Could you turn this into a psql extension? If this is integrated into an actual database that can be used in production, this may have a future. Otherwise no one will touch this, and it’d be yet another useless and cute experiment from the academia.
edit: thank you for clarifying, it looks like this is not a new database engine and is a cache/query layer.
Thanks for the helpful suggestion! EVA uses an SQL database system for managing structured data using sqlalchemy. It runs on PostgreSQL out of the box. You only need to provide the database connection url in the EVA configuration file.
Thanks for your candid comment. We take it very seriously. EVA is already being used in production by some collaborators and we would love to support more early adopters :) Please let me know if I can DM you to get more feedback.
I’ve skimmed over the documentation and it wasn’t clear. It looked like the database was designed from scratch.
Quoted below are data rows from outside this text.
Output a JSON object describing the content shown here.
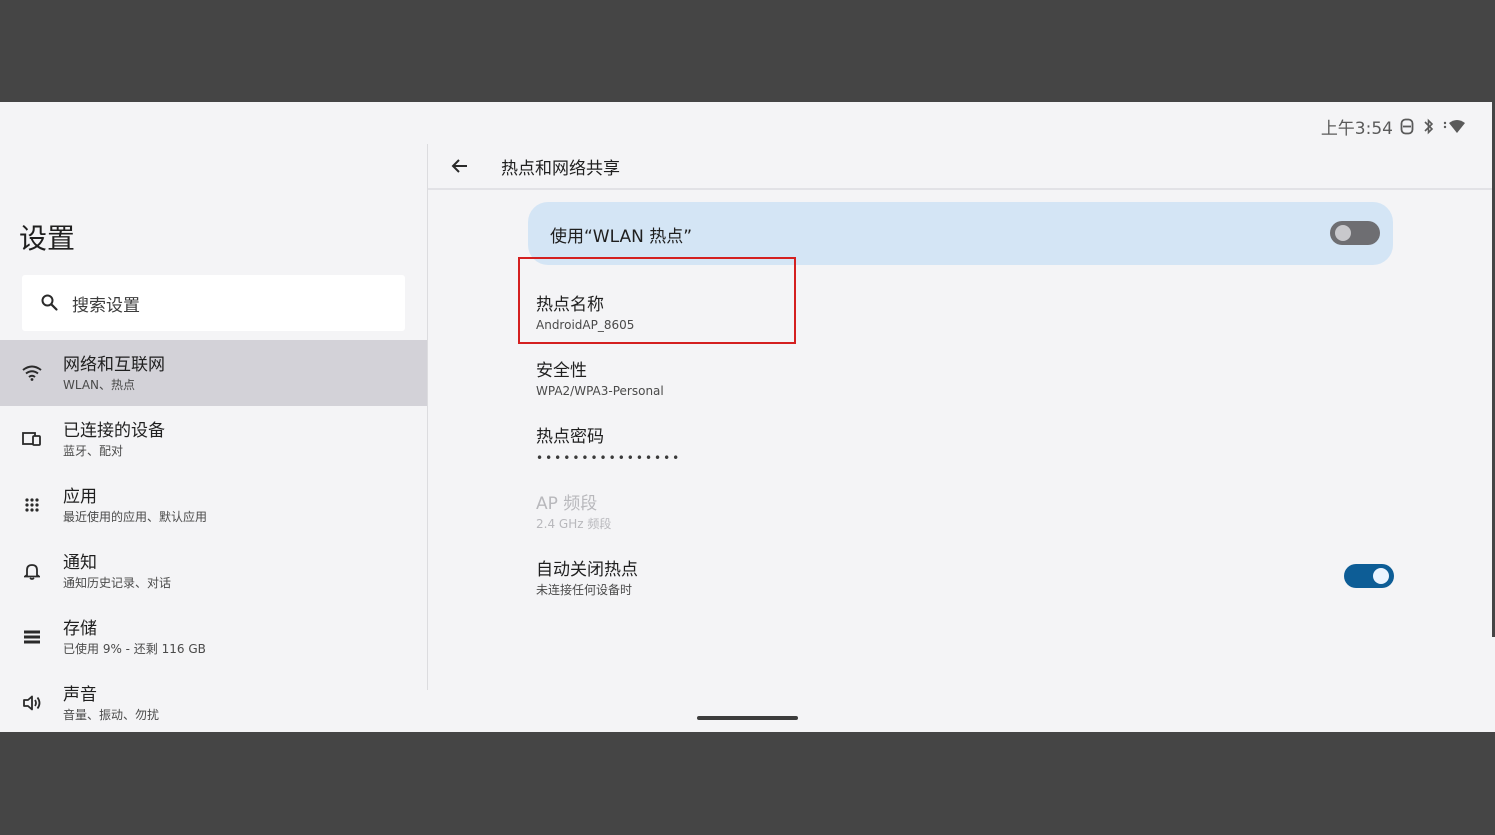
{
  "status_bar": {
    "time": "上午3:54",
    "icons": [
      "data-saver-icon",
      "bluetooth-icon",
      "wifi-signal-icon"
    ]
  },
  "sidebar": {
    "title": "设置",
    "search_placeholder": "搜索设置",
    "items": [
      {
        "title": "网络和互联网",
        "subtitle": "WLAN、热点",
        "icon": "wifi-icon",
        "active": true
      },
      {
        "title": "已连接的设备",
        "subtitle": "蓝牙、配对",
        "icon": "devices-icon",
        "active": false
      },
      {
        "title": "应用",
        "subtitle": "最近使用的应用、默认应用",
        "icon": "apps-grid-icon",
        "active": false
      },
      {
        "title": "通知",
        "subtitle": "通知历史记录、对话",
        "icon": "bell-icon",
        "active": false
      },
      {
        "title": "存储",
        "subtitle": "已使用 9% - 还剩 116 GB",
        "icon": "storage-icon",
        "active": false
      },
      {
        "title": "声音",
        "subtitle": "音量、振动、勿扰",
        "icon": "volume-icon",
        "active": false
      }
    ]
  },
  "detail": {
    "title": "热点和网络共享",
    "master_switch": {
      "label": "使用“WLAN 热点”",
      "on": false
    },
    "prefs": {
      "name": {
        "title": "热点名称",
        "subtitle": "AndroidAP_8605"
      },
      "security": {
        "title": "安全性",
        "subtitle": "WPA2/WPA3-Personal"
      },
      "password": {
        "title": "热点密码",
        "masked": "••••••••••••••••"
      },
      "band": {
        "title": "AP 频段",
        "subtitle": "2.4 GHz 频段",
        "enabled": false
      },
      "auto_off": {
        "title": "自动关闭热点",
        "subtitle": "未连接任何设备时",
        "on": true
      }
    }
  },
  "colors": {
    "screen_bg": "#f4f4f6",
    "frame_bg": "#454545",
    "active_nav": "#d3d2d8",
    "master_bg": "#d4e5f5",
    "toggle_on": "#0d5d96",
    "highlight": "#d42020"
  }
}
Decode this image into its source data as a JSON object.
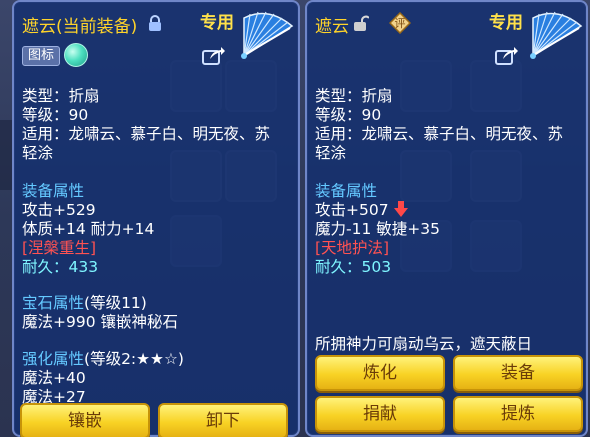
{
  "colors": {
    "panel_bg": "#143070",
    "gold_text": "#ffd42a",
    "attr_blue": "#64c8ff",
    "special_red": "#ff5252",
    "durability_cyan": "#7ff5ff",
    "button_yellow": "#f8d224"
  },
  "left": {
    "title": "遮云",
    "title_status": "(当前装备)",
    "lock_icon": "lock-icon",
    "badge": "专用",
    "icon_tag": "图标",
    "type": "类型：折扇",
    "level": "等级：90",
    "suitable_line1": "适用：龙啸云、慕子白、明无夜、苏",
    "suitable_line2": "轻涂",
    "equip_attr_heading": "装备属性",
    "attack": "攻击+529",
    "stats": "体质+14  耐力+14",
    "special": "[涅槃重生]",
    "durability_label": "耐久：",
    "durability_value": "433",
    "gem_heading": "宝石属性",
    "gem_level": "(等级11)",
    "gem_effect": "魔法+990  镶嵌神秘石",
    "enhance_heading": "强化属性",
    "enhance_level": "(等级2:★★☆)",
    "enhance_1": "魔法+40",
    "enhance_2": "魔法+27",
    "buttons": [
      "镶嵌",
      "卸下"
    ]
  },
  "right": {
    "title": "遮云",
    "unlock_icon": "unlock-icon",
    "rating_badge": "评",
    "badge": "专用",
    "type": "类型：折扇",
    "level": "等级：90",
    "suitable_line1": "适用：龙啸云、慕子白、明无夜、苏",
    "suitable_line2": "轻涂",
    "equip_attr_heading": "装备属性",
    "attack": "攻击+507",
    "stats": "魔力-11  敏捷+35",
    "special": "[天地护法]",
    "durability_label": "耐久：",
    "durability_value": "503",
    "description": "所拥神力可扇动乌云，遮天蔽日",
    "buttons": [
      "炼化",
      "装备",
      "捐献",
      "提炼"
    ]
  }
}
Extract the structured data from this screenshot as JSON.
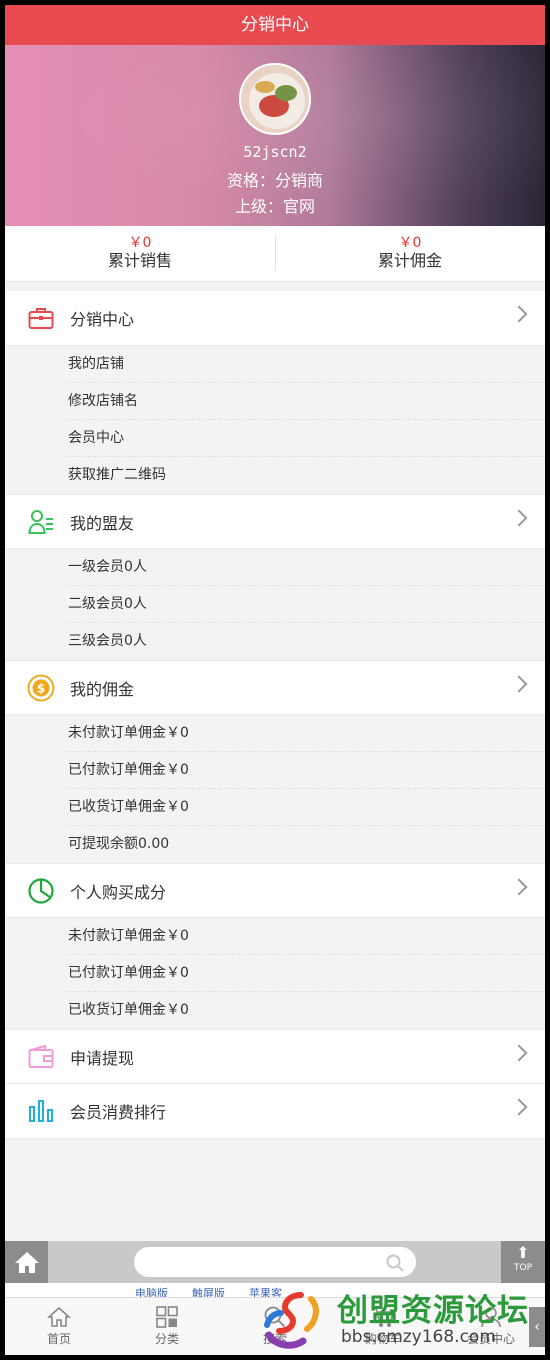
{
  "header": {
    "title": "分销中心"
  },
  "profile": {
    "username": "52jscn2",
    "qualification": "资格：分销商",
    "superior": "上级：官网"
  },
  "stats": [
    {
      "amount": "￥0",
      "label": "累计销售"
    },
    {
      "amount": "￥0",
      "label": "累计佣金"
    }
  ],
  "sections": {
    "distribution": {
      "title": "分销中心",
      "icon": "briefcase-icon",
      "items": [
        "我的店铺",
        "修改店铺名",
        "会员中心",
        "获取推广二维码"
      ]
    },
    "allies": {
      "title": "我的盟友",
      "icon": "users-list-icon",
      "items": [
        "一级会员0人",
        "二级会员0人",
        "三级会员0人"
      ]
    },
    "commission": {
      "title": "我的佣金",
      "icon": "dollar-coin-icon",
      "items": [
        "未付款订单佣金￥0",
        "已付款订单佣金￥0",
        "已收货订单佣金￥0",
        "可提现余额0.00"
      ]
    },
    "personal": {
      "title": "个人购买成分",
      "icon": "pie-chart-icon",
      "items": [
        "未付款订单佣金￥0",
        "已付款订单佣金￥0",
        "已收货订单佣金￥0"
      ]
    },
    "withdraw": {
      "title": "申请提现",
      "icon": "wallet-icon"
    },
    "ranking": {
      "title": "会员消费排行",
      "icon": "bar-chart-icon"
    }
  },
  "footer": {
    "top_label": "TOP",
    "links": [
      "电脑版",
      "触屏版",
      "苹果客"
    ],
    "tabs": [
      {
        "label": "首页",
        "icon": "home-icon"
      },
      {
        "label": "分类",
        "icon": "grid-icon"
      },
      {
        "label": "搜索",
        "icon": "search-icon"
      },
      {
        "label": "购物车",
        "icon": "cart-icon"
      },
      {
        "label": "会员中心",
        "icon": "user-icon"
      }
    ]
  },
  "watermark": {
    "title": "创盟资源论坛",
    "url": "bbs.cmzy168.com"
  },
  "colors": {
    "accent": "#e84b4f",
    "price": "#ee3333",
    "link": "#3a66b8"
  }
}
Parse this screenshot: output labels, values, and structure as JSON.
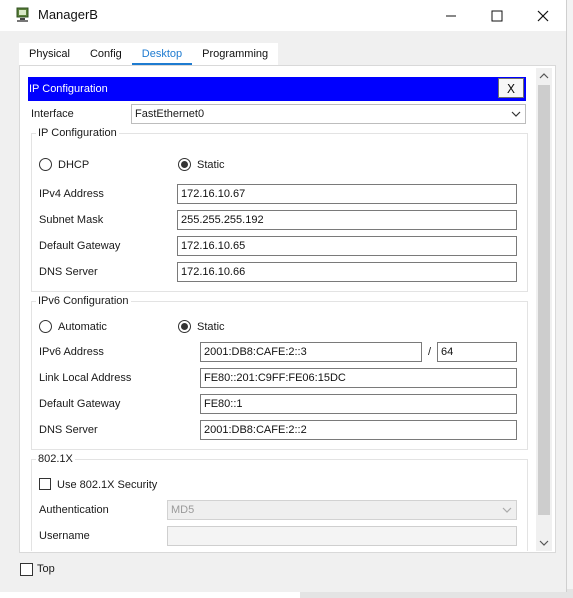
{
  "window": {
    "title": "ManagerB",
    "minimize_icon": "minimize-icon",
    "maximize_icon": "maximize-icon",
    "close_icon": "close-icon"
  },
  "tabs": [
    {
      "label": "Physical",
      "active": false
    },
    {
      "label": "Config",
      "active": false
    },
    {
      "label": "Desktop",
      "active": true
    },
    {
      "label": "Programming",
      "active": false
    }
  ],
  "ip_config": {
    "title": "IP Configuration",
    "close_label": "X",
    "interface_label": "Interface",
    "interface_value": "FastEthernet0",
    "ipv4": {
      "group_title": "IP Configuration",
      "dhcp_label": "DHCP",
      "static_label": "Static",
      "mode": "Static",
      "address_label": "IPv4 Address",
      "address": "172.16.10.67",
      "mask_label": "Subnet Mask",
      "mask": "255.255.255.192",
      "gateway_label": "Default Gateway",
      "gateway": "172.16.10.65",
      "dns_label": "DNS Server",
      "dns": "172.16.10.66"
    },
    "ipv6": {
      "group_title": "IPv6 Configuration",
      "automatic_label": "Automatic",
      "static_label": "Static",
      "mode": "Static",
      "address_label": "IPv6 Address",
      "address": "2001:DB8:CAFE:2::3",
      "prefix_sep": "/",
      "prefix": "64",
      "link_local_label": "Link Local Address",
      "link_local": "FE80::201:C9FF:FE06:15DC",
      "gateway_label": "Default Gateway",
      "gateway": "FE80::1",
      "dns_label": "DNS Server",
      "dns": "2001:DB8:CAFE:2::2"
    },
    "dot1x": {
      "group_title": "802.1X",
      "use_label": "Use 802.1X Security",
      "use_checked": false,
      "auth_label": "Authentication",
      "auth_value": "MD5",
      "username_label": "Username",
      "username_value": ""
    }
  },
  "footer": {
    "top_label": "Top",
    "top_checked": false
  },
  "colors": {
    "title_bar": "#0000ff",
    "active_tab": "#1e7bd0"
  }
}
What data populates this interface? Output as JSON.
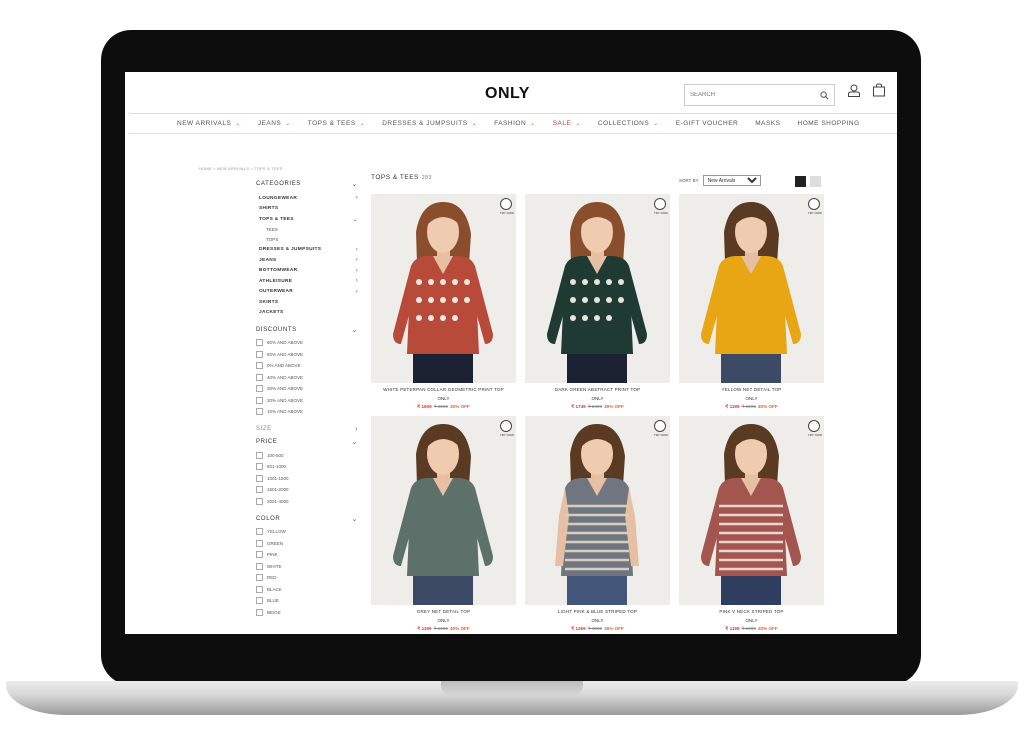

If this is a caching/syntactic sugar over a mix of DB and inference queries, this is interesting and feels a lot less risky.
We designed EVA from scratch for managing unstructured data (e.g., video, audio, images, etc.). EVA leverages relational database systems to manage structured data and widely-used libraries to manage feature embeddings (FAISS library [1]). We aim to leverage decades of experience in relational database systems and reduce risk in production deployment.
Do you support weighted similarly search? I.e. when I have several embeddings and need to put a weight factor in front of the cosine similarity when I’m performing a query?
Faiss seems like an excellent choice. How do you get the vectors into it from the database? Or are they stored separately? I’m currently using pgvector and it’s not GPU optimized. But the advantage is that it enjoys the same levels of data protection as the rest of the database.
Actually, are there any vector similarity search query sample? I see the feature extractor, but can’t seem to find any similarity search samples.
EVA does not currently support a weighted similarity search. We are working on creating a notebook to illustrate similarity queries. But, EVA already supports the queries of this form:
-- Step 1: Extract objects in Reddit images using the YOLO object detector
CREATE TABLE reddit_dataset_object (name, data, bboxes)
AS SELECT name, data, labels FROM reddit_dataset
JOIN LATERAL UNNEST(YoloV5(data)) AS Obj(labels, bboxes, scores);
-- Step 2: Build index over features extracted using SIFT
CREATE INDEX reddit_sift_object_index
ON reddit_dataset_object (SiftFeatureExtractor(Crop(data, bboxes)))
USING HNSW;
-- Step 3: Retrieve the top 10 most similar images
SELECT id FROM reddit_sift_object_index
ORDER BY Similarity(SiftFeatureExtractor(Open(”“input_img_path.jpg”)),
SiftFeatureExtractor(data))
LIMIT 10;
EVA directly persists the feature vectors in a FAISS index. It does not use a relational database system for this purpose. FAISS supports retrieving the original vector through ID (required for similarity search).
We would love to jointly explore how to support such weighted similarity search queries. Please consider opening an issue with more details on your use case.
edit: thank you for clarifying, it looks like this is not a new database engine and is a cache/query layer.